New Temporary Policy for Open Work Permits

A new Federal policy will allow spouses and dependent children of most foreign workers to obtain an open work permit beginning 30 January 2023. 

Since the end of January, spouses and dependent children of foreign workers have been able to apply for open work permits if they meet the requirements applicable to them, which are based on the principal foreign worker’s work permit.

This policy is temporary, set to expire on 30 January 2025. It is unknown at this point whether it will be extended or made permanent in the future.


For dependents of high-skilled workers, which fall under Training, Education, Experience and Responsibilities (TEER) categories 0,1,2,3 of the National Occupational Classification (NOC), there are three requirements to meet: the general eligibility requirements for a work permit; a genuine relationship with the principal foreign worker, such as his/her spouse, common-law partner, dependent child, or a dependent child of the dependent child; and lawful status in Canada via either a temporary resident status, maintained status (formerly known as “implied” status), or eligibility to have the status restored.

The dependents of low-skilled workers, which fall under TEER categories 4 and 5 of the NOC, must meet the same three requirements as the dependents of high-skilled workers.  However, at this time there are exceptions to the eligibility of low-skilled workers’ dependents for this policy.  Spouses and dependent children of workers under the low-wage stream of TEER 4 or 5, the Seasonal Agricultural Worker Program workers’ dependents, and the dependents of workers under the Agricultural Stream of the Temporary Foreign Worker Program are not eligible for an open work permit under this policy.

For both high-skilled and low-skilled workers, the principal foreign worker must meet the same requirements of working in Canada on either a valid work permit or an authorization to work without a work permit; their work permit’s validity must extend for at least 6 months after the dependent’s application for an open work permit is received by IRCC, and they are living or plan on living in Canada while working. 


An exception exists for the dependents of students who can work off-campus or who are transitioning to a Post-Graduate Work Permit (PGWP) – these individuals are not eligible for an open work permit under the policy.

The dependents of work permit holders who have applied, or will apply, for permanent residence through an economic immigration program are also eligible under the open work permit policy.  The eligibility requirements are the same for the dependents of these temporary foreign workers as for the dependents of the high- and low-skilled foreign workers’ dependents. 

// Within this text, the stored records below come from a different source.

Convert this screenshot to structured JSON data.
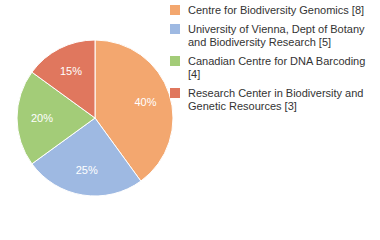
{
  "chart_data": {
    "type": "pie",
    "categories": [
      "Centre for Biodiversity Genomics [8]",
      "University of Vienna, Dept of Botany and Biodiversity Research [5]",
      "Canadian Centre for DNA Barcoding [4]",
      "Research Center in Biodiversity and Genetic Resources [3]"
    ],
    "values": [
      40,
      25,
      20,
      15
    ],
    "value_labels": [
      "40%",
      "25%",
      "20%",
      "15%"
    ],
    "data_labels": true,
    "colors": [
      "#F3A76F",
      "#9EB9E2",
      "#A3CC78",
      "#E0775E"
    ],
    "legend": "right"
  }
}
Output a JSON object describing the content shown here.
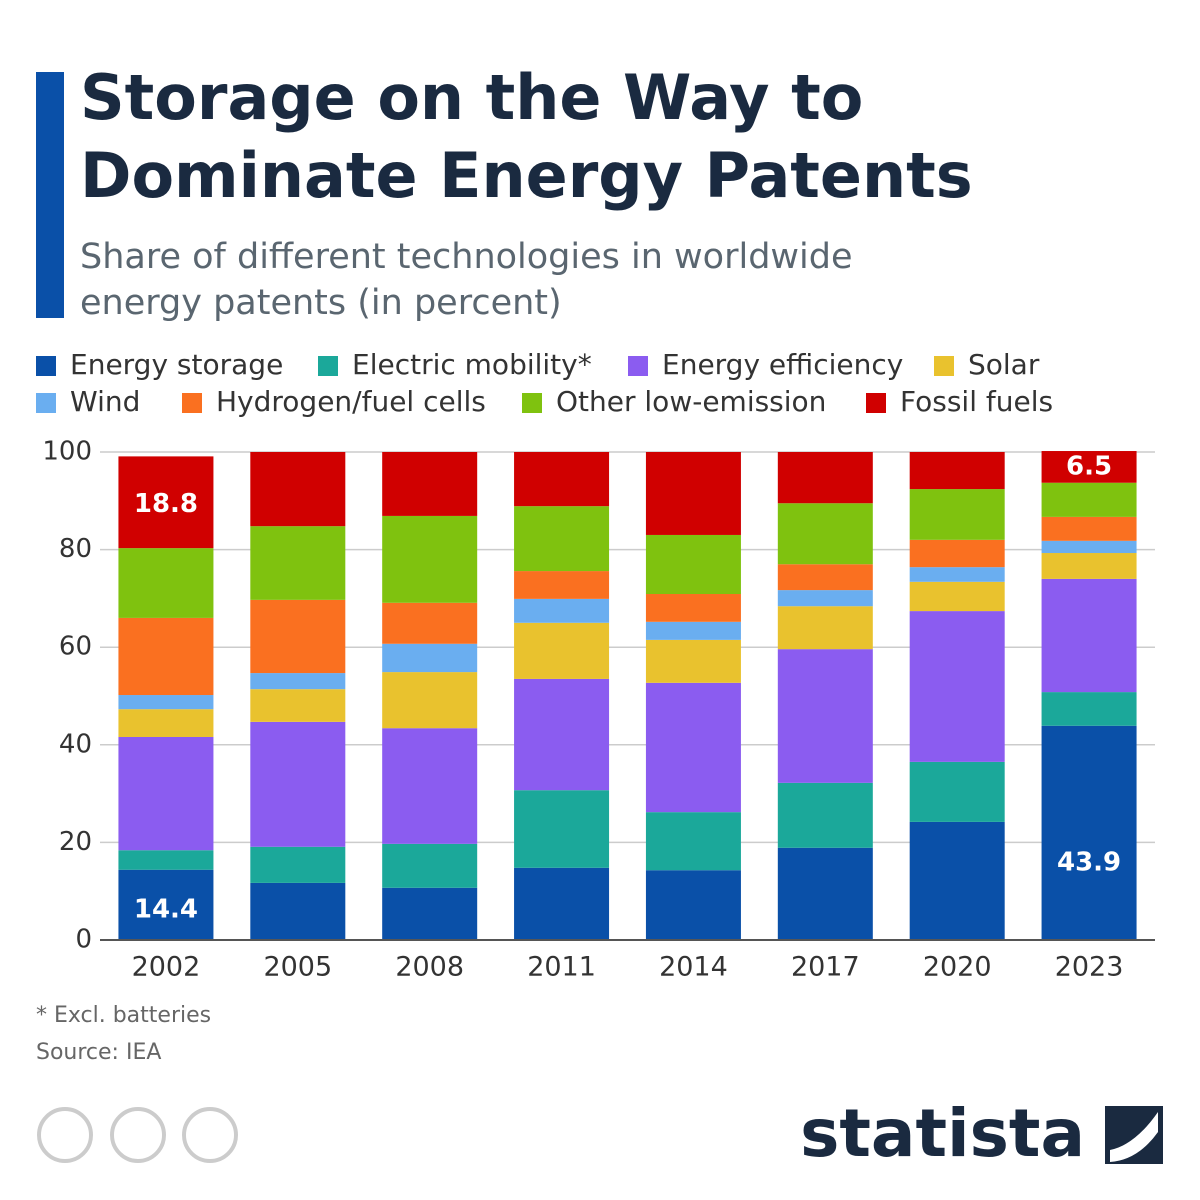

The requirements for the principal foreign worker remain the same, with the additional requirement of having a nomination letter from the province or a Quebec Selection Certificate (CSQ), or holding a work permit that was issued because of their application for permanent residence through one of the following economic classes: Federal Skilled Worker class; Canadian Experience class; Federal Skilled Trades class; Provincial Nominee program for applicants without employer restrictions on nominations; the Agri-Food Pilot; the Quebec Skilled Worker class; and the Caring for Children class or the Caring for People with High Medical Needs class, before 18 June 2019. 

Given the lack of definition of “working age children,” dependent children’s applications for open work permits are dependent on the minimum age requirements in order to work in the province/territory, and on the type of job the child is planning on working in.